Het is op dat ogenblik dat Jahweh ervoor kiest om te wandelen in de hof, nabij de mensen. Hoeveel tijd er ligt tussen het eten van de vrucht en het wandelen van God blijft onbekend. In elk geval lijkt het erop dat God er zelf voor kiest om aan het einde van de dag de mens op te zoeken. De tijd dat de mens aan God uit eigen initiatief op die dag zijn zonde belijdt lijkt voorbij. De zon gaat al onder.

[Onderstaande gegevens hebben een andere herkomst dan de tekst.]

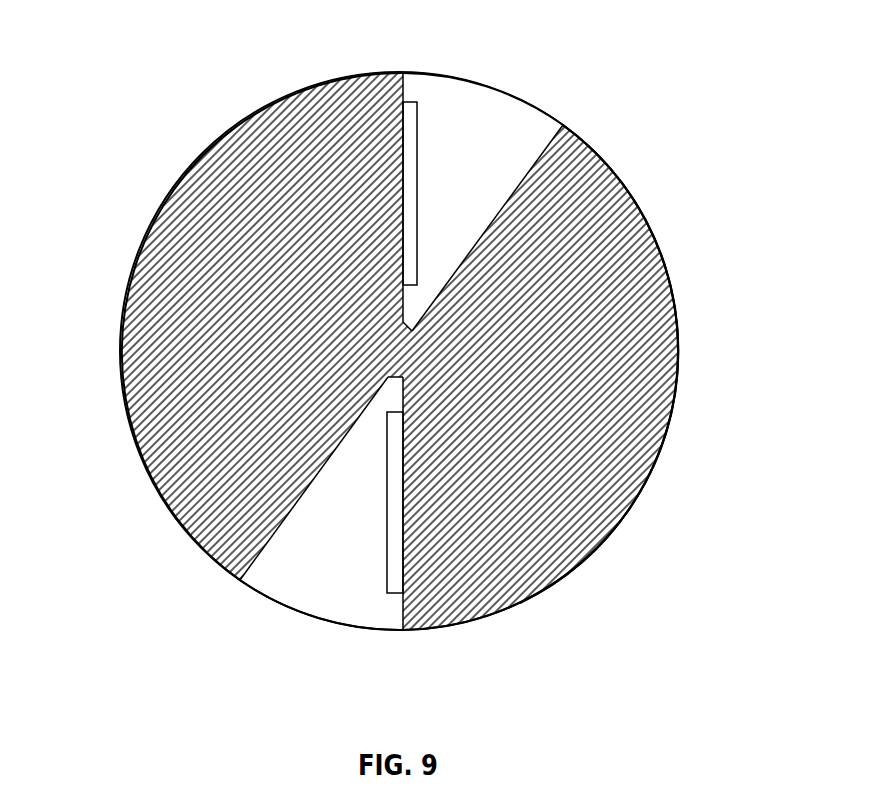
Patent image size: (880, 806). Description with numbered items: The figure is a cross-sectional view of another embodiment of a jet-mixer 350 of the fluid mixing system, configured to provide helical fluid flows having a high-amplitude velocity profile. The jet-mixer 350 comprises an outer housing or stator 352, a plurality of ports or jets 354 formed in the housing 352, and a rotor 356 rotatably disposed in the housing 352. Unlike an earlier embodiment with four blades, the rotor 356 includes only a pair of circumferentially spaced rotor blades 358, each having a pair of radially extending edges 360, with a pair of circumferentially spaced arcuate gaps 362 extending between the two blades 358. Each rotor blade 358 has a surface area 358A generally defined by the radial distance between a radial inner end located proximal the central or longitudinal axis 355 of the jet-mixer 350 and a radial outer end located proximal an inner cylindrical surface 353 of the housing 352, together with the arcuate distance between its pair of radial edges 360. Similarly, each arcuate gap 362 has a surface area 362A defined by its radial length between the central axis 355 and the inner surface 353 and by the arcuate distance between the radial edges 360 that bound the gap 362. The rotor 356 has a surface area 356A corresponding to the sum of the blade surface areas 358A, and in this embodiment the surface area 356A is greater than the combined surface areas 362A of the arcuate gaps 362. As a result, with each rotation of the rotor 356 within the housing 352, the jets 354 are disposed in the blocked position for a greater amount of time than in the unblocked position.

The jet-mixer 350 is at (138, 50).
The outer housing or stator 352 is at (540, 111).
The inner cylindrical surface 353 is at (467, 84).
The ports or jets 354 is at (418, 165).
The central or longitudinal axis 355 is at (413, 327).
The rotor 356 is at (664, 432).
The rotor surface area 356A is at (573, 568).
The rotor blades 358 is at (160, 215).
The rotor blade surface area 358A is at (679, 345).
The radially extending edges 360 is at (405, 78).
The arcuate gaps 362 is at (510, 68).
The arcuate gap surface area 362A is at (330, 619).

Kille wind strijkt ineens langs de lichaam van Adam en Eva. Door de bomen en in de huiverende kilte die door de tuin strijkt, horen ze God. Ze vernemen Zijn geluid en verstoppen zich voor de Alwetende. Als ambassadeurs hadden ze gefaald. Ze kozen ervoor het vaderland te verraden, hun thuis de rug toe te keren en ze zich aan de regering van een andere koning te onderwerpen. In plaats van de aarde te onderwerpen en de hof te bewaken, beseffen ze dat ze het misging. Zij waren nu degenen die onderworpen waren.

Waar ben je?
Voor het eerst in de Bijbel roept God dan: ‘Adam, waar ben je?’ Hij komt om het verlorene te zoeken. Adam zocht de Here niet, maar de Here zocht hem. De mens vlucht weg van God, maar God gaat de mens achterna. Gods oproep aan Adam: ‘Waar ben je?’, is wat dat betreft een vraag aan elk mens die zich voor God verstopt. Het is de vraag waarmee de Eeuwige het verstopmechanisme wil doorbreken. God zoekt de mens. Opnieuw beseffen we dat deze God verlangt naar een wereld waarin er een verhouding tussen God en de mens bestaat van samenhorigheid en vriendschap.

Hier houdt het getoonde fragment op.